Naphthalenesulfonic acid, di-C9-rich C8-10-branched alkyl derivs., calcium salts

Administrative data

Link to relevant study record(s)

Reference

Endpoint:

vapour pressure

Type of information:

experimental study

Adequacy of study:

key study

Reliability:

2 (reliable with restrictions)

Rationale for reliability incl. deficiencies:

other: Barium bis( di C8-C10, branched, C9 rich, alkylnaphthalene sulphonate) is a close structural analog and the data are acceptable as read-across.

Qualifier:

according to guideline

Guideline:

EU Method A.4 (Vapour Pressure)

Deviations:

no

Principles of method if other than guideline:

Experiments were performed to determine the vapour pressure (PT) of the test substance by the isothermal thermogravimetric effusion method (results are archived in the raw data). The weight loss curves of the test substance during the isothermal intervals were not lineair. This was due to reaction and/or decomposition of the test substance. Therefore, the vapour pressure could not be determined by the isothermal thermogravimetric effusion method.

GLP compliance:

yes (incl. QA statement)

Type of method:

other: Modified Watson Correlation method

Temp.:

20 °C

Vapour pressure:

ca. 0 Pa

Conclusions:

The Modified Watson Correlation Calculation method was applied for the determination of the vapour pressure of Barium bis( di C8-C10, branched, C9 rich, alkylnaphthalene sulphonate).
The vapour pressure of the test substance at 20°C (293K) and 25°C (298K) was:
20°C : < 6.4 × 10e-12 [Pa] (0.0000000000064)
25°C : < 2.3 × 10e-11 [Pa] (0.000000000023)

Executive summary:

The vapour pressure of Barium bis( di C8-C10, branched, C9 rich, alkylnaphthalene sulphonate) at 25°C (PT, 25) was determined using Modified Watson Correlation method described by Lyman¹. The boiling point of the test substance, which is required for the determination of the vapour pressure of the test substance, was calculated using Meissner's method as described by Lyman. This calculation is based on the relation of the normal boiling points with chemical type. Molar refraction (Rd), and parachor (Pa) are used as variables in the correlation. Using Meissner’s method, the boiling point (Tb) of the test substance was calculated to be 781 K.

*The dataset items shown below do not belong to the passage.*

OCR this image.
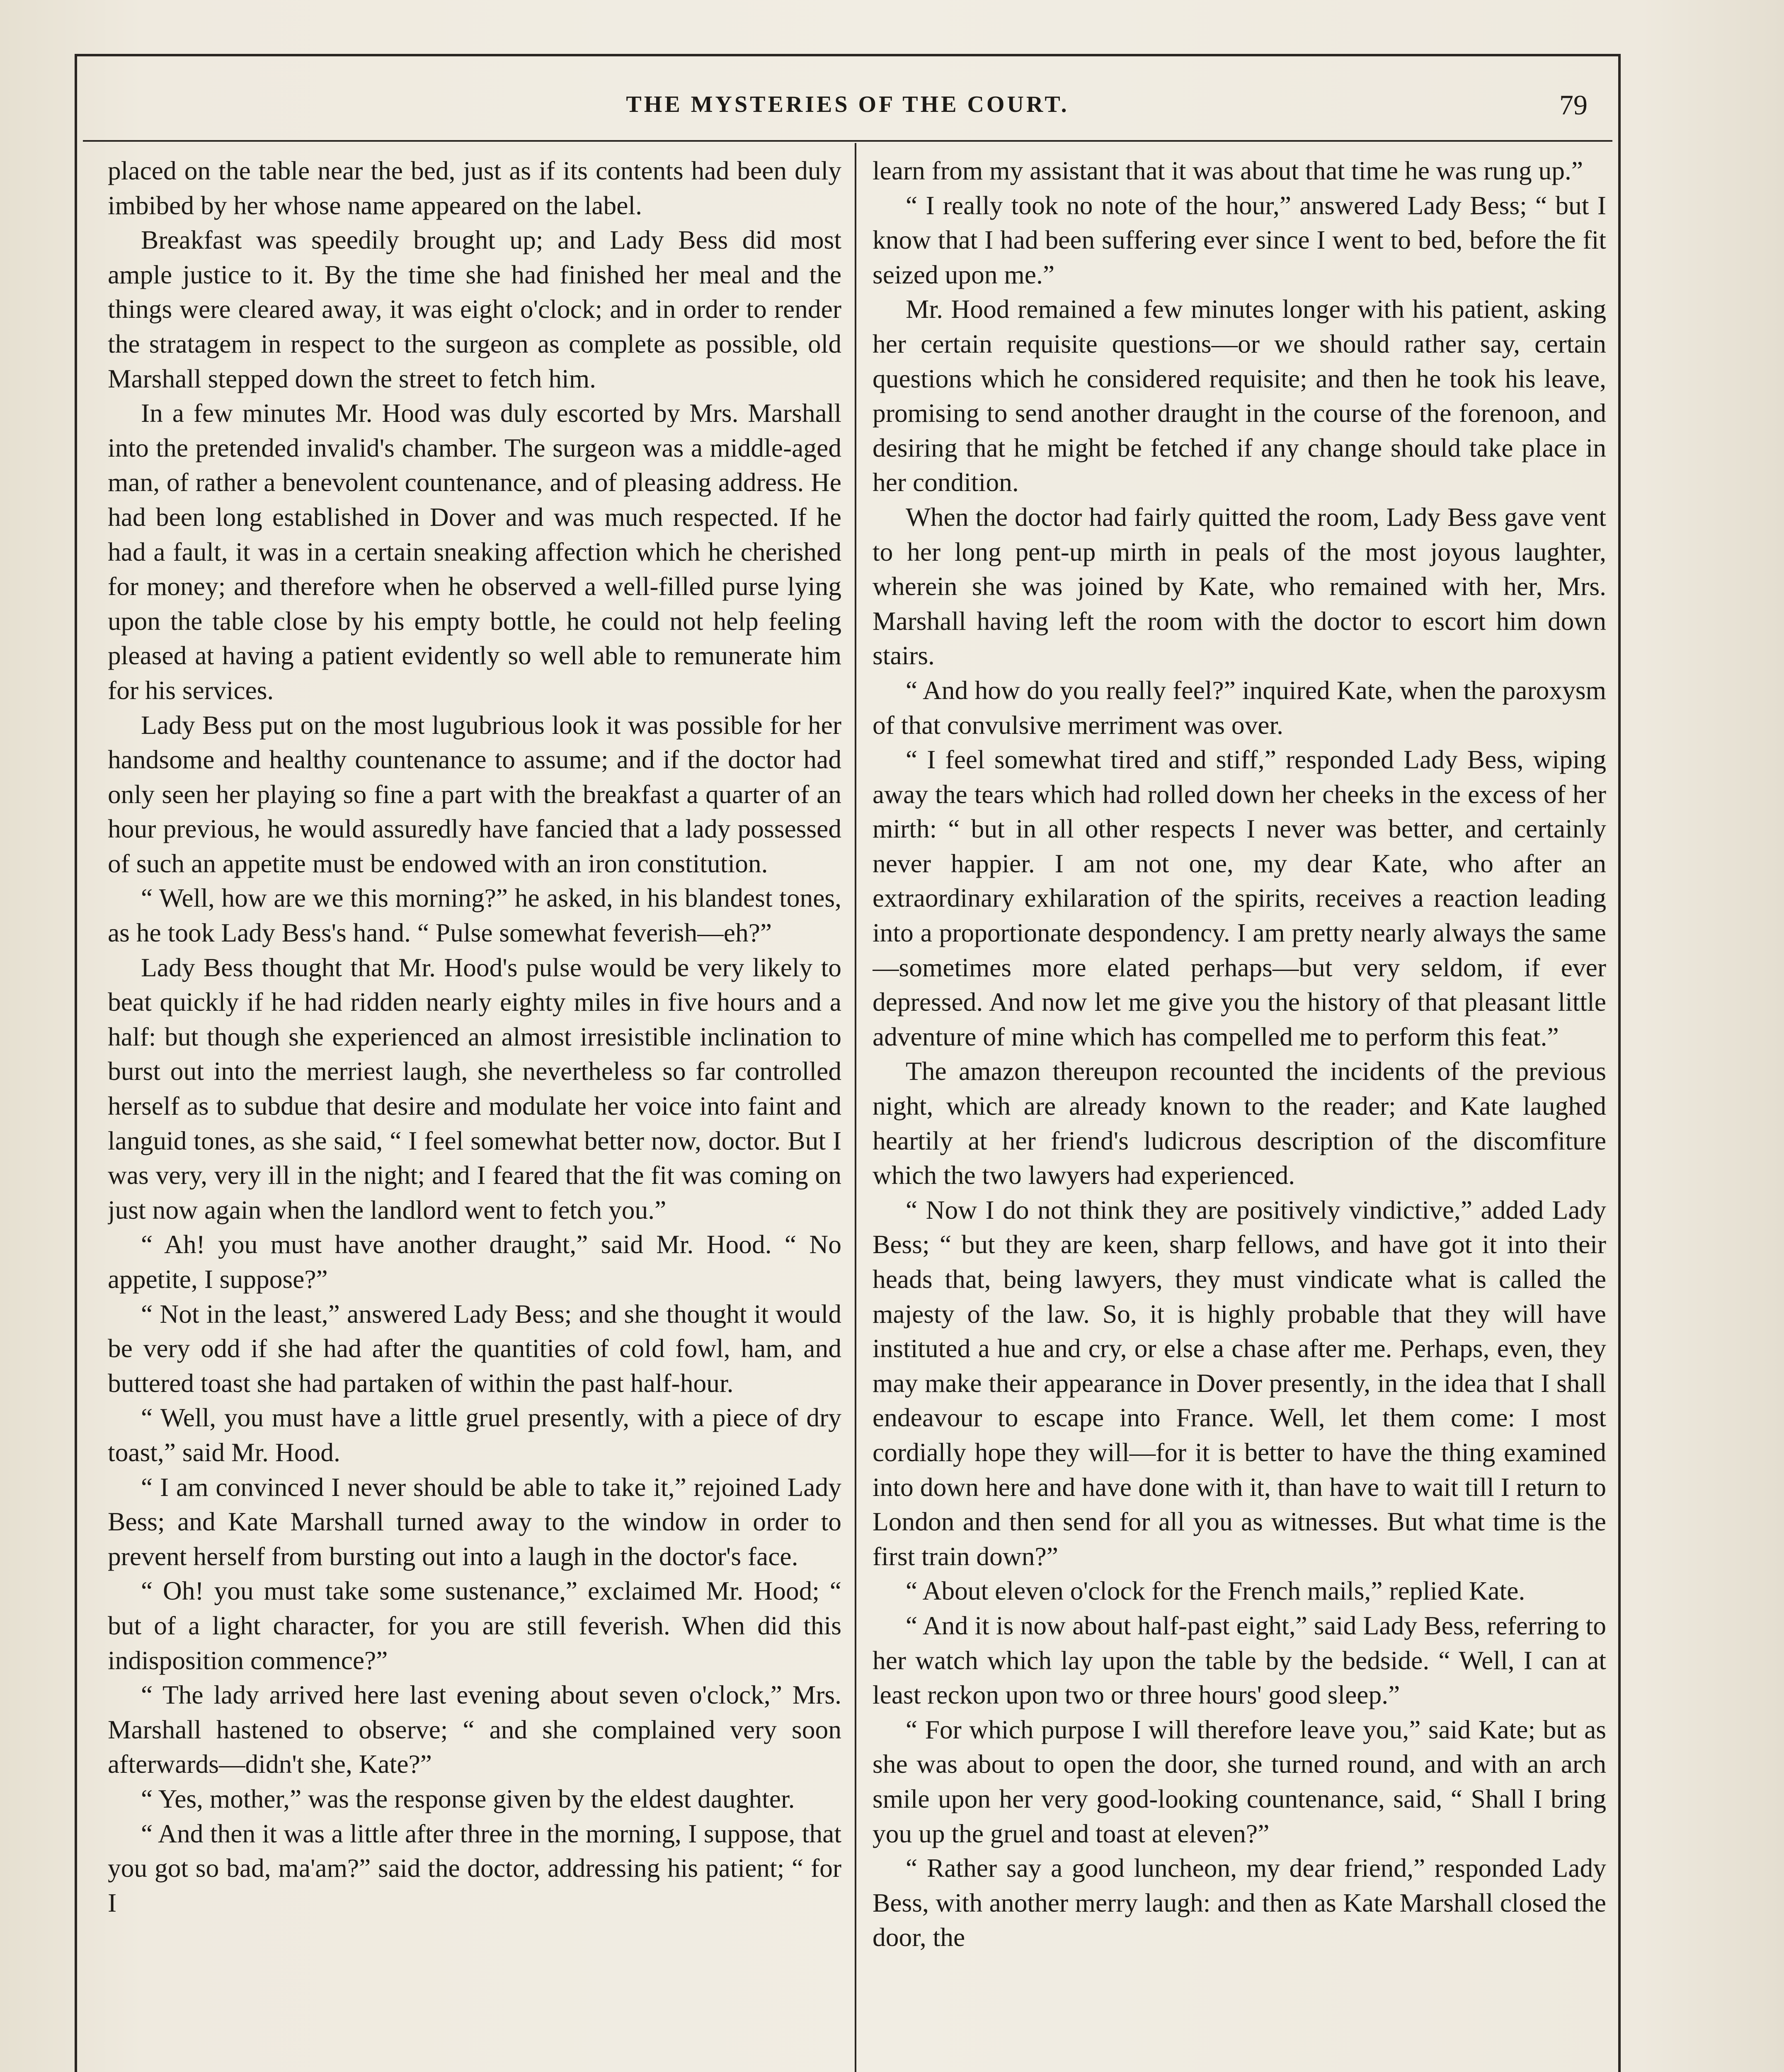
THE MYSTERIES OF THE COURT.	79

placed on the table near the bed, just as if its contents had been duly imbibed by her whose name appeared on the label.

Breakfast was speedily brought up; and Lady Bess did most ample justice to it. By the time she had finished her meal and the things were cleared away, it was eight o'clock; and in order to render the stratagem in respect to the surgeon as complete as possible, old Marshall stepped down the street to fetch him.

In a few minutes Mr. Hood was duly escorted by Mrs. Marshall into the pretended invalid's chamber. The surgeon was a middle-aged man, of rather a benevolent countenance, and of pleasing address. He had been long established in Dover and was much respected. If he had a fault, it was in a certain sneaking affection which he cherished for money; and therefore when he observed a well-filled purse lying upon the table close by his empty bottle, he could not help feeling pleased at having a patient evidently so well able to remunerate him for his services.

Lady Bess put on the most lugubrious look it was possible for her handsome and healthy countenance to assume; and if the doctor had only seen her playing so fine a part with the breakfast a quarter of an hour previous, he would assuredly have fancied that a lady possessed of such an appetite must be endowed with an iron constitution.

“ Well, how are we this morning?” he asked, in his blandest tones, as he took Lady Bess's hand. “ Pulse somewhat feverish—eh?”

Lady Bess thought that Mr. Hood's pulse would be very likely to beat quickly if he had ridden nearly eighty miles in five hours and a half: but though she experienced an almost irresistible inclination to burst out into the merriest laugh, she nevertheless so far controlled herself as to subdue that desire and modulate her voice into faint and languid tones, as she said, “ I feel somewhat better now, doctor. But I was very, very ill in the night; and I feared that the fit was coming on just now again when the landlord went to fetch you.”

“ Ah! you must have another draught,” said Mr. Hood. “ No appetite, I suppose?”

“ Not in the least,” answered Lady Bess; and she thought it would be very odd if she had after the quantities of cold fowl, ham, and buttered toast she had partaken of within the past half-hour.

“ Well, you must have a little gruel presently, with a piece of dry toast,” said Mr. Hood.

“ I am convinced I never should be able to take it,” rejoined Lady Bess; and Kate Marshall turned away to the window in order to prevent herself from bursting out into a laugh in the doctor's face.

“ Oh! you must take some sustenance,” exclaimed Mr. Hood; “ but of a light character, for you are still feverish. When did this indisposition commence?”

“ The lady arrived here last evening about seven o'clock,” Mrs. Marshall hastened to observe; “ and she complained very soon afterwards—didn't she, Kate?”

“ Yes, mother,” was the response given by the eldest daughter.

“ And then it was a little after three in the morning, I suppose, that you got so bad, ma'am?” said the doctor, addressing his patient; “ for I

learn from my assistant that it was about that time he was rung up.”

“ I really took no note of the hour,” answered Lady Bess; “ but I know that I had been suffering ever since I went to bed, before the fit seized upon me.”

Mr. Hood remained a few minutes longer with his patient, asking her certain requisite questions—or we should rather say, certain questions which he considered requisite; and then he took his leave, promising to send another draught in the course of the forenoon, and desiring that he might be fetched if any change should take place in her condition.

When the doctor had fairly quitted the room, Lady Bess gave vent to her long pent-up mirth in peals of the most joyous laughter, wherein she was joined by Kate, who remained with her, Mrs. Marshall having left the room with the doctor to escort him down stairs.

“ And how do you really feel?” inquired Kate, when the paroxysm of that convulsive merriment was over.

“ I feel somewhat tired and stiff,” responded Lady Bess, wiping away the tears which had rolled down her cheeks in the excess of her mirth: “ but in all other respects I never was better, and certainly never happier. I am not one, my dear Kate, who after an extraordinary exhilaration of the spirits, receives a reaction leading into a proportionate despondency. I am pretty nearly always the same—sometimes more elated perhaps—but very seldom, if ever depressed. And now let me give you the history of that pleasant little adventure of mine which has compelled me to perform this feat.”

The amazon thereupon recounted the incidents of the previous night, which are already known to the reader; and Kate laughed heartily at her friend's ludicrous description of the discomfiture which the two lawyers had experienced.

“ Now I do not think they are positively vindictive,” added Lady Bess; “ but they are keen, sharp fellows, and have got it into their heads that, being lawyers, they must vindicate what is called the majesty of the law. So, it is highly probable that they will have instituted a hue and cry, or else a chase after me. Perhaps, even, they may make their appearance in Dover presently, in the idea that I shall endeavour to escape into France. Well, let them come: I most cordially hope they will—for it is better to have the thing examined into down here and have done with it, than have to wait till I return to London and then send for all you as witnesses. But what time is the first train down?”

“ About eleven o'clock for the French mails,” replied Kate.

“ And it is now about half-past eight,” said Lady Bess, referring to her watch which lay upon the table by the bedside. “ Well, I can at least reckon upon two or three hours' good sleep.”

“ For which purpose I will therefore leave you,” said Kate; but as she was about to open the door, she turned round, and with an arch smile upon her very good-looking countenance, said, “ Shall I bring you up the gruel and toast at eleven?”

“ Rather say a good luncheon, my dear friend,” responded Lady Bess, with another merry laugh: and then as Kate Marshall closed the door, the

The vapour pressure of the test substance at 20°C (293K) and 25°C (298K) was determined to be:

20°C : < 6.4 x 10^-12

25°C : < 2.3 x 10 ^-11

¹Lyman, Reehl, Rosenblatt (eds.), "Handbook of chemical property estimation methods", McGraw-Hill Book Company, 1990.

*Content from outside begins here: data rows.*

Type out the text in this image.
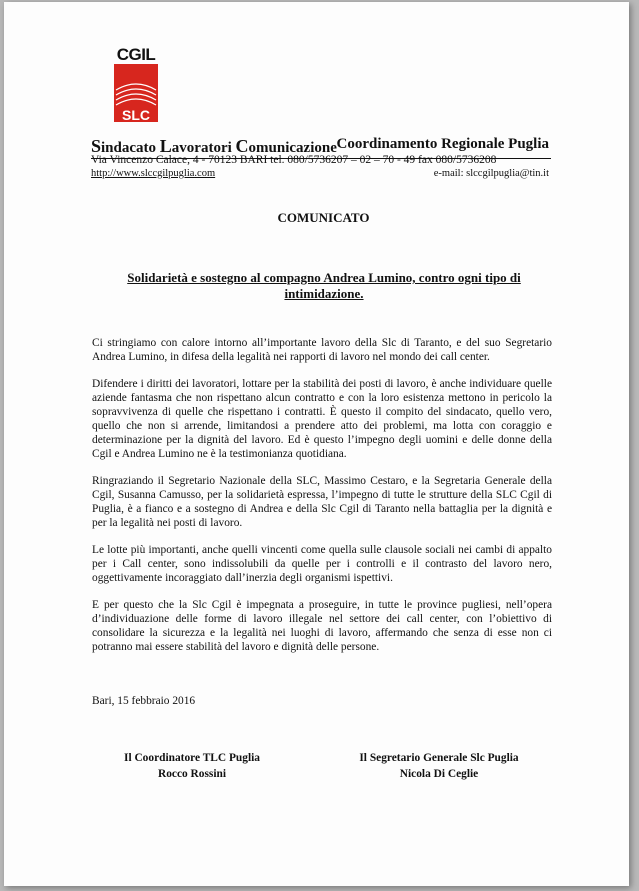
CGIL
SLC
Sindacato Lavoratori Comunicazione Coordinamento Regionale Puglia
Via Vincenzo Calace, 4 - 70123 BARI tel. 080/5736207 – 02 – 70 - 49 fax 080/5736208
http://www.slccgilpuglia.com	e-mail: slccgilpuglia@tin.it
COMUNICATO
Solidarietà e sostegno al compagno Andrea Lumino, contro ogni tipo di intimidazione.

Ci stringiamo con calore intorno all’importante lavoro della Slc di Taranto, e del suo Segretario Andrea Lumino, in difesa della legalità nei rapporti di lavoro nel mondo dei call center.

Difendere i diritti dei lavoratori, lottare per la stabilità dei posti di lavoro, è anche individuare quelle aziende fantasma che non rispettano alcun contratto e con la loro esistenza mettono in pericolo la sopravvivenza di quelle che rispettano i contratti. È questo il compito del sindacato, quello vero, quello che non si arrende, limitandosi a prendere atto dei problemi, ma lotta con coraggio e determinazione per la dignità del lavoro. Ed è questo l’impegno degli uomini e delle donne della Cgil e Andrea Lumino ne è la testimonianza quotidiana.

Ringraziando il Segretario Nazionale della SLC, Massimo Cestaro, e la Segretaria Generale della Cgil, Susanna Camusso, per la solidarietà espressa, l’impegno di tutte le strutture della SLC Cgil di Puglia, è a fianco e a sostegno di Andrea e della Slc Cgil di Taranto nella battaglia per la dignità e per la legalità nei posti di lavoro.

Le lotte più importanti, anche quelli vincenti come quella sulle clausole sociali nei cambi di appalto per i Call center, sono indissolubili da quelle per i controlli e il contrasto del lavoro nero, oggettivamente incoraggiato dall’inerzia degli organismi ispettivi.

E per questo che la Slc Cgil è impegnata a proseguire, in tutte le province pugliesi, nell’opera d’individuazione delle forme di lavoro illegale nel settore dei call center, con l’obiettivo di consolidare la sicurezza e la legalità nei luoghi di lavoro, affermando che senza di esse non ci potranno mai essere stabilità del lavoro e dignità delle persone.

Bari, 15 febbraio 2016
Il Coordinatore TLC Puglia
Rocco Rossini
Il Segretario Generale Slc Puglia
Nicola Di Ceglie
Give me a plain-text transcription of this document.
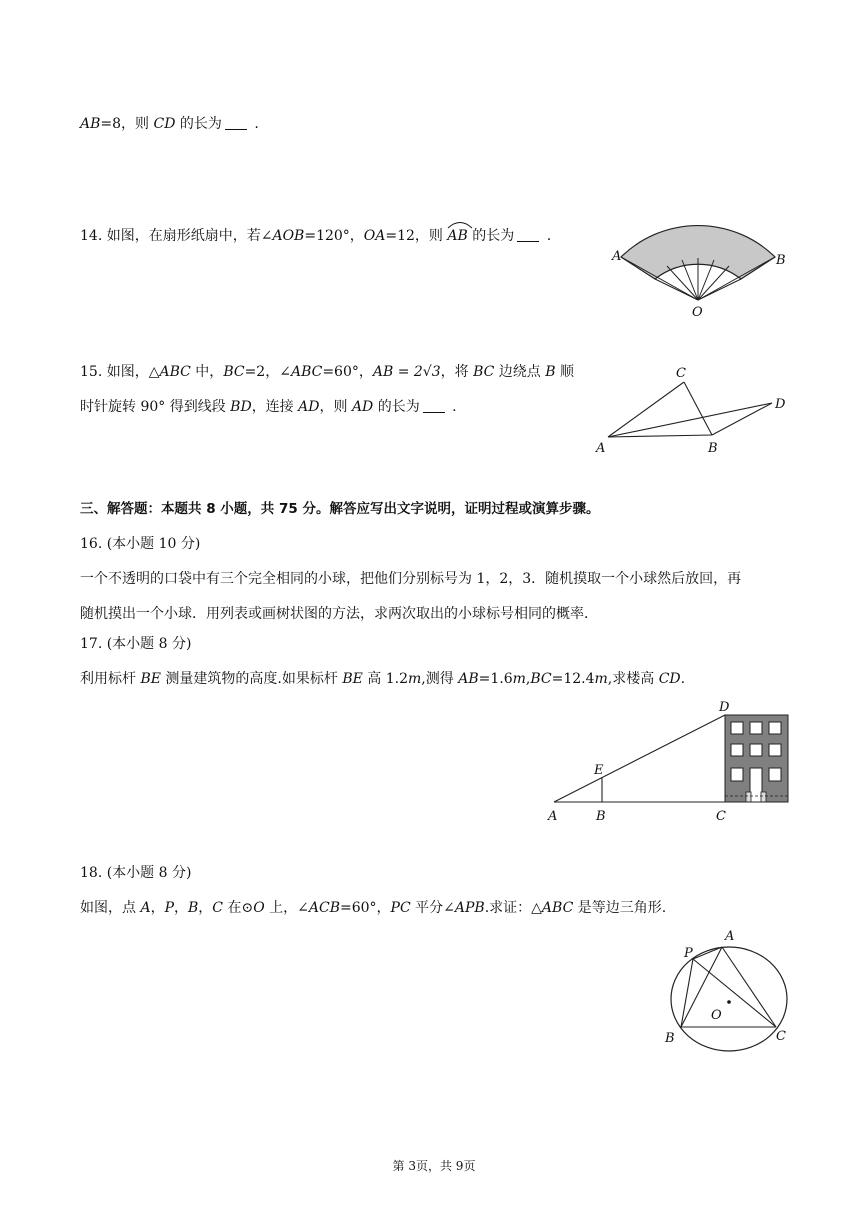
AB=8，则 CD 的长为 .
14. 如图，在扇形纸扇中，若∠AOB=120°，OA=12，则
AB 的长为 .
A	B
O
15. 如图，△ABC 中，BC=2，∠ABC=60°，AB = 2√3，将 BC 边绕点 B 顺
时针旋转 90° 得到线段 BD，连接 AD，则 AD 的长为 .
A	B
C
D
三、解答题：本题共 8 小题，共 75 分。解答应写出文字说明，证明过程或演算步骤。
16. (本小题 10 分)
一个不透明的口袋中有三个完全相同的小球，把他们分别标号为 1，2，3．随机摸取一个小球然后放回，再
随机摸出一个小球．用列表或画树状图的方法，求两次取出的小球标号相同的概率．
17. (本小题 8 分)
利用标杆 BE 测量建筑物的高度.如果标杆 BE 高 1.2m,测得 AB=1.6m,BC=12.4m,求楼高 CD.
A	B	C
D
E
18. (本小题 8 分)
如图，点 A，P，B，C 在⊙O 上，∠ACB=60°，PC 平分∠APB.求证：△ABC 是等边三角形.
A
P
B	C
O
第 3页，共 9页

Description of key information

The vapour pressure of Calcium bis( di C8-C10, branched, C9 rich, alkylnaphthalene sulphonate) was determined by read-across fromthe close analog Barium bis( di C8-C10, branched, C9 rich, alkylnaphthalene sulphonate). The Modified Watson Correlation Calculation method was applied for the determination of the vapour pressure of Barium bis( di C8-C10, branched, C9 rich, alkylnaphthalene sulphonate).
The vapour pressure of the test substance at 20°C (293K) and 25°C (298K) was:
20°C : < 6.4 × 10e-12 [Pa] (0.0000000000064 Pa, reported as <0.000000001 as the field only manages 9 decimals)
25°C : < 2.3 × 10e-11 [Pa]

Key value for chemical safety assessment

Vapour pressure:

0 kPa

at the temperature of:

20 °C

Additional information

Calcium bis( di C8-C10, branched, C9 rich, alkylnaphthalene sulphonate) has a low vapour pressure and is not expected to volatilize. The selected value is the cut-off value in EUSES.